What are the conditions that should satisfy $n$ in order to $I_n(a,b)$ be a convergent integral when $a=0$ and $b=\infty$?
Are this conditions flexible when $a>0$ and/or $b<\infty$?
Any books references or links will be useful. Preferable not too formal, since I'm a physicist.
If $a$ is a positive real number, then $\int_a^{\infty}\frac{dx}{x^p}$ and $\int_{0}^a\frac{dx}{x^p}$ can be evaluated using the limit definition of the improper (Riemann) integral by finding an antiderivative of $x^{-p}$ and evaluating the resulting limit.

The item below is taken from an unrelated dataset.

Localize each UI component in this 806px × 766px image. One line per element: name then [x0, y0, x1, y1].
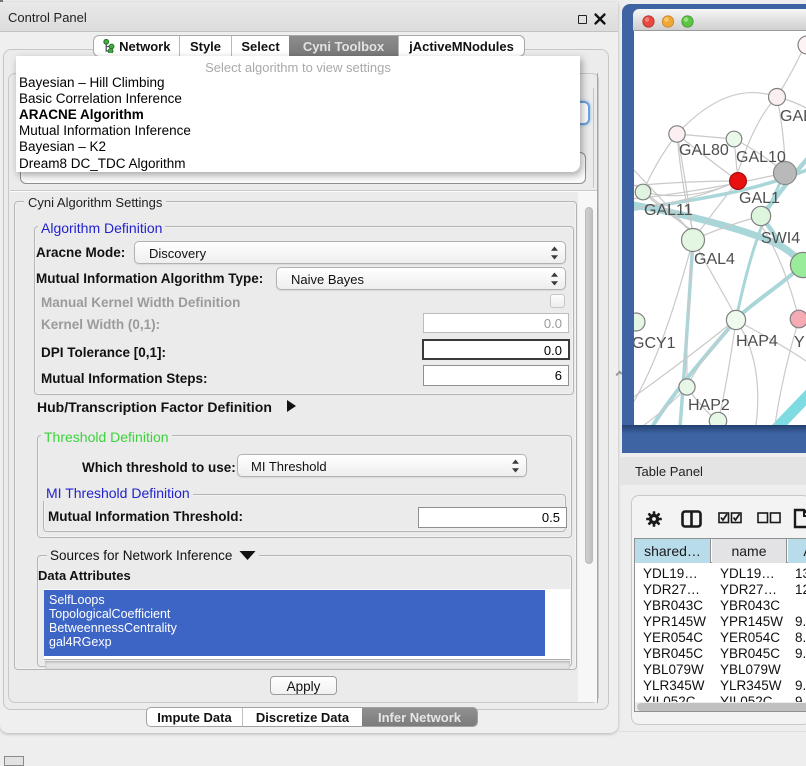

It turns out that $$\int_a^{\infty}\frac{dx}{x^p}<\infty$$ if and only if $p>1$, and $$\int_{0}^a\frac{dx}{x^p}<\infty$$ if and only if $p<1$. Since $$ \int_0^{\infty}\frac{dx}{x^p}=\int_{0}^1\frac{dx}{x^p}+\int_1^{\infty}\frac{dx}{x^p}$$ it follows that there are no values of $p$ for which this integral converges.
In general, for $0\le a < b$, the power rule gives $$ \int_a^b\frac{1}{x^n} = \frac{1}{n-1}\left(\frac{1}{a^{n-1}}-\frac{1}{b^{n-1}}\right)$$ for $n\ne1$ and $\log(b/a) $ for $n=1.$
There are three cases of interest:
If $n>1$ then when $a\rightarrow 0,$ the first term diverges. The second term remains finite as $b\rightarrow\infty$
If $n<1$ then when $b\rightarrow \infty,$ the second term diverges. The first term remains finite as $a\rightarrow 0.$
When $n=1$ then $\ln(b/a)$ diverges if either $a\rightarrow 0$ or $b\rightarrow\infty.$
So:
If $a > 0$ and $b<\infty$ then it always converges.
If $a=0$ but $b < \infty$ then it converges for $n<1$ and diverges for $n\ge 1.$
If $b=\infty$ but $a > 0$ it converges for $n>1$ and diverges for $n\le1.$
If both $a=0$ and $b=\infty$ then it never converges.